On a final note, to continue on the topic of Function Points: examining the Function Point productivity figures for the reference case, the Borland Quattro Pro for Windows case, and my own productivity record, let us consider the Function Point figures as valid for the sake of discussion. These figure can be considered as evidence that there are ways to deliver orders of magnitude more productivity than traditional approaches.

It is also worthwhile to comment that in the reference project, hyper productivity was achieved not only because of the chosen methodology, but also because of the chosen toolset. The choice of using Ruby on Rails was done because of it’s claimed productivity advantage in making web applications (according to various, unverified claims that promoted Ruby on Rails, it was supposedly 6-9 times more productive than equivalent Java based web development).
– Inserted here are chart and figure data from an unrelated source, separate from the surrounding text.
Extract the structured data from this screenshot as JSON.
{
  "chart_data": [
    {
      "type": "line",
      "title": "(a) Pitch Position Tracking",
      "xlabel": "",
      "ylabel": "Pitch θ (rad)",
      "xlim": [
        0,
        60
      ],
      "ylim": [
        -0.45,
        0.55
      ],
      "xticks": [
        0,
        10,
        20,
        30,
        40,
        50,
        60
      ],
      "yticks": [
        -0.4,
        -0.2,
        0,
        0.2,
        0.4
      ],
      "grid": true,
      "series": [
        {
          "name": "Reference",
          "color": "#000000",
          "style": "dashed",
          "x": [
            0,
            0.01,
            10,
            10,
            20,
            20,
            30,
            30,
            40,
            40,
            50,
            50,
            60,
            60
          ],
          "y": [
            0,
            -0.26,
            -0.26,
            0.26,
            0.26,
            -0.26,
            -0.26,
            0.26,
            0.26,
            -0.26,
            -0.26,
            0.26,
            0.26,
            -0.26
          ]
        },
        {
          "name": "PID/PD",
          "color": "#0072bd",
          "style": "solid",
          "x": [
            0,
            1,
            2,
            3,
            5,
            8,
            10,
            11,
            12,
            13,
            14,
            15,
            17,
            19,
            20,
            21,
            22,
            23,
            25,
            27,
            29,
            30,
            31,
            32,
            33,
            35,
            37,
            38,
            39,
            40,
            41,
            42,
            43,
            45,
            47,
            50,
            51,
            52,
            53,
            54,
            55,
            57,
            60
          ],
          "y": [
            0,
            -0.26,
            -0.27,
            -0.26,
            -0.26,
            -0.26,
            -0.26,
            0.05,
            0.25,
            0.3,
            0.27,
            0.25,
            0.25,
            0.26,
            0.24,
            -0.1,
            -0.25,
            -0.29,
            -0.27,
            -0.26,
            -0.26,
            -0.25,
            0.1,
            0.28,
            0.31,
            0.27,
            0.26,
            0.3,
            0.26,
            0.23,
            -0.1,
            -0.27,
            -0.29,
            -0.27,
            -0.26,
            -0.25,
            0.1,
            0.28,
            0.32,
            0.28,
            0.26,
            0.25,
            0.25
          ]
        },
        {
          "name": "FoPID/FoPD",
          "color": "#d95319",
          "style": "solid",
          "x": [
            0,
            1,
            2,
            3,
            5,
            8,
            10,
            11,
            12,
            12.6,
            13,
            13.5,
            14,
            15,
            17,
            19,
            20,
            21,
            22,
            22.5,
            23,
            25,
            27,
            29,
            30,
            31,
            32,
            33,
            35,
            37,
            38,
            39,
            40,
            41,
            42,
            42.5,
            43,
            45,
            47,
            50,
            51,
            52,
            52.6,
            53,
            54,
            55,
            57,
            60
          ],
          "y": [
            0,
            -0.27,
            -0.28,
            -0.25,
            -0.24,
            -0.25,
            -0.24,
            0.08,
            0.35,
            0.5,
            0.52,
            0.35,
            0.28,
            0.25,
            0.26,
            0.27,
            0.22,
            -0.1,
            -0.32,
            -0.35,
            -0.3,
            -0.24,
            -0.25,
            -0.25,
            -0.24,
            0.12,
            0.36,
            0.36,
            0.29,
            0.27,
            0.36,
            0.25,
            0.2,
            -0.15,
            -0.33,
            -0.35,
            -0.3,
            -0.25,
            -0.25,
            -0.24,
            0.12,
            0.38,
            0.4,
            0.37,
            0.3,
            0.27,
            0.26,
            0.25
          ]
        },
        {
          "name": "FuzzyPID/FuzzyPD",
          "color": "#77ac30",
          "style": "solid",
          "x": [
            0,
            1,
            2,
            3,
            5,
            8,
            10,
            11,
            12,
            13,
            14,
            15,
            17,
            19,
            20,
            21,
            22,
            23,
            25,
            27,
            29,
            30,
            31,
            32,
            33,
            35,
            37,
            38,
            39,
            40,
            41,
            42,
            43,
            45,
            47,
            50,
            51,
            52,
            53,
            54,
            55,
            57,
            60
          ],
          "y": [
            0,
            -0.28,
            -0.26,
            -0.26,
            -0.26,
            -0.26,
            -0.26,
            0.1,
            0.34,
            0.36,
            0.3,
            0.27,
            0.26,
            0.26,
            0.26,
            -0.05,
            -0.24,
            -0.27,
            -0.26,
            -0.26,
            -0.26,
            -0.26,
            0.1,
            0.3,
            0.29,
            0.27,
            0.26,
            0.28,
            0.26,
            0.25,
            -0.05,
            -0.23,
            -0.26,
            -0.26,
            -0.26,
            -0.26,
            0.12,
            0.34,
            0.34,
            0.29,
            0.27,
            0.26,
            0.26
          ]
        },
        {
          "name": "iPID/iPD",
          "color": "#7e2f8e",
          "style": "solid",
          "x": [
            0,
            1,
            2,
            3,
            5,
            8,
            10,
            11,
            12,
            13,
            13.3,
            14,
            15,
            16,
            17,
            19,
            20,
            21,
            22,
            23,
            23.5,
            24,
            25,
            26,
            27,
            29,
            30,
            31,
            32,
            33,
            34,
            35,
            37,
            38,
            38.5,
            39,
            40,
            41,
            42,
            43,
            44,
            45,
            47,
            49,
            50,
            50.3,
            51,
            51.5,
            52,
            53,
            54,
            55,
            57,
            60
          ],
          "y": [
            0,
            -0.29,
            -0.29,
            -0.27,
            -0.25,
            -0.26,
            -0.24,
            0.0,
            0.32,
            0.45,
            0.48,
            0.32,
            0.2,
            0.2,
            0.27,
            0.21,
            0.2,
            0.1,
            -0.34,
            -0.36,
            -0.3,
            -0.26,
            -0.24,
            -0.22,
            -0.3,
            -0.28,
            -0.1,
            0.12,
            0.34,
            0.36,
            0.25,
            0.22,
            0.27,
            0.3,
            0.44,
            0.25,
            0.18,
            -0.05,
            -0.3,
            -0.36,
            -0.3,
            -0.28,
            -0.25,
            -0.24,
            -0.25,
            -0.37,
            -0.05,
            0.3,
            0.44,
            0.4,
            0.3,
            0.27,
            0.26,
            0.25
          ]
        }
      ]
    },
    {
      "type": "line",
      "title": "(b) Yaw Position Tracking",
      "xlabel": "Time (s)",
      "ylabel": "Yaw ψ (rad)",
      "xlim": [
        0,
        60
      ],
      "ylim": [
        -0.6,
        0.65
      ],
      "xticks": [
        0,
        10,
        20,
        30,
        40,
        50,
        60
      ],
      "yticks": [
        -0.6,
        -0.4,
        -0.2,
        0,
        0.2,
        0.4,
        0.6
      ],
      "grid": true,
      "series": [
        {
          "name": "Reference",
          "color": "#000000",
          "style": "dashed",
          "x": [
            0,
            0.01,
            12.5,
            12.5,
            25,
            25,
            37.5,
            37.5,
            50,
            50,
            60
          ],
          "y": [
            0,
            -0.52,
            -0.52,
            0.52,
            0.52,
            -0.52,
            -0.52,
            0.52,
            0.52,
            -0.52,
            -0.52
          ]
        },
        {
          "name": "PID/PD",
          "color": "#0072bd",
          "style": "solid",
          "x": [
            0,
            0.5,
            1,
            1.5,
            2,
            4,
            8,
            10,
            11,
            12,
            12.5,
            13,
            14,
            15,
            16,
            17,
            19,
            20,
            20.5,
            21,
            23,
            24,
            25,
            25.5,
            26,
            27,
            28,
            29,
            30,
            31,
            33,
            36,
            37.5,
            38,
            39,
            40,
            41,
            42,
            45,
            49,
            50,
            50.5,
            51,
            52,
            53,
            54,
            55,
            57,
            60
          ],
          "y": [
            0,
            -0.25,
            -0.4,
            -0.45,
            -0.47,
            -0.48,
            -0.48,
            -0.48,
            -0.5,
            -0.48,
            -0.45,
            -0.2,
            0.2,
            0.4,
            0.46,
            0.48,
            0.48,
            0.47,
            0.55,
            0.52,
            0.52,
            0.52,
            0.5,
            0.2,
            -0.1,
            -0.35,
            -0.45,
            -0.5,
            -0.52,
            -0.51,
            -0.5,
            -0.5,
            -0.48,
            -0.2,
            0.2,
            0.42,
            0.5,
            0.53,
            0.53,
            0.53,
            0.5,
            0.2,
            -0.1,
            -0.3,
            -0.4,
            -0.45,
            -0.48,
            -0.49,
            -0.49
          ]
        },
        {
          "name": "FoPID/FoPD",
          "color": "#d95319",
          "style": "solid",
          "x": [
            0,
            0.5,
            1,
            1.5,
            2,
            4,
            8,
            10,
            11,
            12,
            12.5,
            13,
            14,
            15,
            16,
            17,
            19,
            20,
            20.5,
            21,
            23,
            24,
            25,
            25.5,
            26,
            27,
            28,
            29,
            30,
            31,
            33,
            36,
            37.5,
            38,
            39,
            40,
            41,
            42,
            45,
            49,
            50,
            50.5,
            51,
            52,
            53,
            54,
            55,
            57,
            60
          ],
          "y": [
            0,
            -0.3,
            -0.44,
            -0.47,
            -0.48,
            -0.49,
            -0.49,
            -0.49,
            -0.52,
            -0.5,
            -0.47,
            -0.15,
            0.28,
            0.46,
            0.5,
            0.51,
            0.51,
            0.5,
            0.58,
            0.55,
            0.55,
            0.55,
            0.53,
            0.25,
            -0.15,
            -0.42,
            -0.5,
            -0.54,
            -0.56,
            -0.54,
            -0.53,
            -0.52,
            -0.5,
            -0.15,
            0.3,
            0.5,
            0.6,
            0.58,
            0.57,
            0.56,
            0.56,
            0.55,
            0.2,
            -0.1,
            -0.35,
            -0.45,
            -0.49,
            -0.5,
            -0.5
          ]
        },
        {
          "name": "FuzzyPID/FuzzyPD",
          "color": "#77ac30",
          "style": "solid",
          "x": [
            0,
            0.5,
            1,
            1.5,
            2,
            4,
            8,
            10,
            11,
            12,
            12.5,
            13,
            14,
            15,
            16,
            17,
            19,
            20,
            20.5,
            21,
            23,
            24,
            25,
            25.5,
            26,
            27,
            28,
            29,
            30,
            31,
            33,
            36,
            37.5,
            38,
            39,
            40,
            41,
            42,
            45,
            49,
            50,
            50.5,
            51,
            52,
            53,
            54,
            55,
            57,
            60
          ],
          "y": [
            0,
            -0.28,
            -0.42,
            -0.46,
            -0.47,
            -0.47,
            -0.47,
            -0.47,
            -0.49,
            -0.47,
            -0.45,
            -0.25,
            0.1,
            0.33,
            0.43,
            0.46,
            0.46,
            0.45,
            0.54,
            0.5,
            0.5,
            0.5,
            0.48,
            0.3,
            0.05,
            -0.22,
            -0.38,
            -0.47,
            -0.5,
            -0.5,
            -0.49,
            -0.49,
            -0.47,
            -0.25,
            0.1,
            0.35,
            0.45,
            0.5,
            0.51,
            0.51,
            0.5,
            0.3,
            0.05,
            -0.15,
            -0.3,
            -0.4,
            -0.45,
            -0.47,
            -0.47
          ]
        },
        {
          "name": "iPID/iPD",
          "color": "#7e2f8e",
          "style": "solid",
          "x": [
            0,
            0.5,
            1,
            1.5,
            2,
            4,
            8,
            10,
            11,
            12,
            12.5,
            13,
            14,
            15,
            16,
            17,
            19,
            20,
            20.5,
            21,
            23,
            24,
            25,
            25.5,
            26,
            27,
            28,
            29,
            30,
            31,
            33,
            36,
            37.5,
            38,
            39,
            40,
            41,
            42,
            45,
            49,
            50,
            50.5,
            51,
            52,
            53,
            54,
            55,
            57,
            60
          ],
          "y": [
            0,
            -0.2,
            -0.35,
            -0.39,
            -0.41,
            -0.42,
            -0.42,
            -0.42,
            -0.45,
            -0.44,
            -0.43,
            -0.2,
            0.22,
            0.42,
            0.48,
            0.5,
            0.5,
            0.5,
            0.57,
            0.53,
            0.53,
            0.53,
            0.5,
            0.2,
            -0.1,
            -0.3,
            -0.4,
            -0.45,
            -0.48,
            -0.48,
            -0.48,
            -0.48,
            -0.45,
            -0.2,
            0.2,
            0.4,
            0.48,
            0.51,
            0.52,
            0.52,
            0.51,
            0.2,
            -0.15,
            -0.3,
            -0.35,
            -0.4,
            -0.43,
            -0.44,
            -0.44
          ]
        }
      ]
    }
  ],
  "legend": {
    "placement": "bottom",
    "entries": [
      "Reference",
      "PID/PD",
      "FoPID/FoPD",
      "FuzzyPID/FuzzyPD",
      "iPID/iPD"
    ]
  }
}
The reference project exhibited hyper-productivity. How much of that was due to the methodology, and how much due to the toolset is open for debate. However this stresses the point that making an effort estimation that ignores and discounts the underlying technology, as done by Function Point Analysis, doesn’t not seem to be particularly inspired by wisdom.

Jeff Sutherland uses Function Points to compare different projects, and determine productivity differences. I think that hyper-productivity is real; but using Function Points to demonstrate it is not an appropriate way to demonstrate it.

In my opinion, Function Points are a cargo cult, on the border of superstition. Function Points have the same credibility as numerology, astrology, biorhythms, anthropometry and other pseudosciences that try to gain a semblance of respectability by resorting to numbers in a manipulative and distorting manner.

As Jeff Sutherland has repeatedly shown, it is possible to use Function Point to sell Scrum – and apparently he’s been very successful in doing so. It is a sad state of affairs for the IT Industry, that there are people believing in Function Points and that you can resort to such pseudoscience in order to sell a methodology or to demonstrate achieving software hyper-productivity. Using Function Points makes no sense from a business perspective.

There are other metrics that are much more significant from a business perspective, like the Theory of Constraint’s Throughput (defined as the rate at which the organization generates money), which can demonstrate the business effects of achieving software hyper-productivity in an even more spectacular, and – more important – convincing and tangible manner, through bottom-line results.